Common People, The Band
Common People, the band, is our fluid collective of songwriters, musicians, poets, producers, and storytellers — a gathering of solo artists who become something stranger, stronger, and more impactful when they stand together. We carry songs born in the margins into mainstream pop, art, academia, and public conversation without sanding off their weight.
Our performances are part concert, part theater, and part party — a many-textured offering shaped by BIPOC musical traditions, weaving together R&B, hip hop, protest song, singer-songwriter craft, roots music, poetry, story, and visuals, laced with world music influences. Our shows move widely: joy, ache, humor, lament, defiance, tenderness, hope. They are carefully shaped for people who are paying attention — people who feel the tension between the world as it is and the world as it could be; people drawn to work that carries weight artistically, socially, and spiritually; people whose cultures, histories, and communities have had to carry more than their share, and who continue to create anyway.

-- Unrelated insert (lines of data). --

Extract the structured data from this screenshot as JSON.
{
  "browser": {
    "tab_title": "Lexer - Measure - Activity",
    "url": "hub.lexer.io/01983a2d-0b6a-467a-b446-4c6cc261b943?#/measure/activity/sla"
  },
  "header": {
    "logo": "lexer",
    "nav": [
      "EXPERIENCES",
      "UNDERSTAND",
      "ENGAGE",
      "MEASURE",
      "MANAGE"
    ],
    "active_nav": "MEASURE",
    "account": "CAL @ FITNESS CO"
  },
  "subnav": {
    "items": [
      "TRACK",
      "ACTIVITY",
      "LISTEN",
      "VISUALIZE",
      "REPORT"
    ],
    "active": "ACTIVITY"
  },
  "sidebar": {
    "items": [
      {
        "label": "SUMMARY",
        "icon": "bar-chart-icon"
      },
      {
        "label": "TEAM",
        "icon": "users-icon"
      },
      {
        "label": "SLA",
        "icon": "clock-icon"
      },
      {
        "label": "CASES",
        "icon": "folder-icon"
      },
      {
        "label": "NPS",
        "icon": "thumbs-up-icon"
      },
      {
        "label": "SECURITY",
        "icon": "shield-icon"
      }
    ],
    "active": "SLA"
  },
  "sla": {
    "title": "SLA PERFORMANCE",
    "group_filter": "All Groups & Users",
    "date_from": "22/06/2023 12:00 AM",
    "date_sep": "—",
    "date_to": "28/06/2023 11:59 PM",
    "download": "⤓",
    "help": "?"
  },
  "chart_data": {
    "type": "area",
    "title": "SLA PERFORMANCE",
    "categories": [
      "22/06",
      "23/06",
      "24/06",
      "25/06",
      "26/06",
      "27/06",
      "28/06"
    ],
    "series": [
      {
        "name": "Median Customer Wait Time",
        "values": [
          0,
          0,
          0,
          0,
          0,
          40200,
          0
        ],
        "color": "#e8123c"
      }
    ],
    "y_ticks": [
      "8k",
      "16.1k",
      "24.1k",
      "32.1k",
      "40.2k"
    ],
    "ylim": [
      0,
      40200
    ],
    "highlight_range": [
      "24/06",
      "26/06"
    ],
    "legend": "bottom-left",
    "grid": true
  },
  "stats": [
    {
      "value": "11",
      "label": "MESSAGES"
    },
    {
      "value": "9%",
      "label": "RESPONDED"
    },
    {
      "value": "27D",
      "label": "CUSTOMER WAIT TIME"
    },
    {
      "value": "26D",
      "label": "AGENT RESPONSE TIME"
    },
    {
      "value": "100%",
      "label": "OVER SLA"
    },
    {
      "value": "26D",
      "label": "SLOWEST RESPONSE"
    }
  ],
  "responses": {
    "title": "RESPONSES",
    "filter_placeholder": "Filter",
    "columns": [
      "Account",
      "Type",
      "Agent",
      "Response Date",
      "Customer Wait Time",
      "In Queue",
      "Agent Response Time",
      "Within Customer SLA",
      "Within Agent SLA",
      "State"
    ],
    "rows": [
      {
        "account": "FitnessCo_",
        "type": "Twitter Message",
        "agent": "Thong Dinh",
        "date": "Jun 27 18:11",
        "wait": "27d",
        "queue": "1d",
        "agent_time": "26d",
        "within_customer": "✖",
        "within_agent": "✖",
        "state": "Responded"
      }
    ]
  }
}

Over the years, we have carried this work into a wide range of rooms — from get-out-the-vote tours, music festivals, university stages, grassroots gatherings, and movement spaces to institutions such as The King Center, The Carter Center, the International Black Theatre Festival, and the de Young Museum in San Francisco, where we performed for the grand finale of Kehinde Wiley’s An Archaeology of Silence exhibition.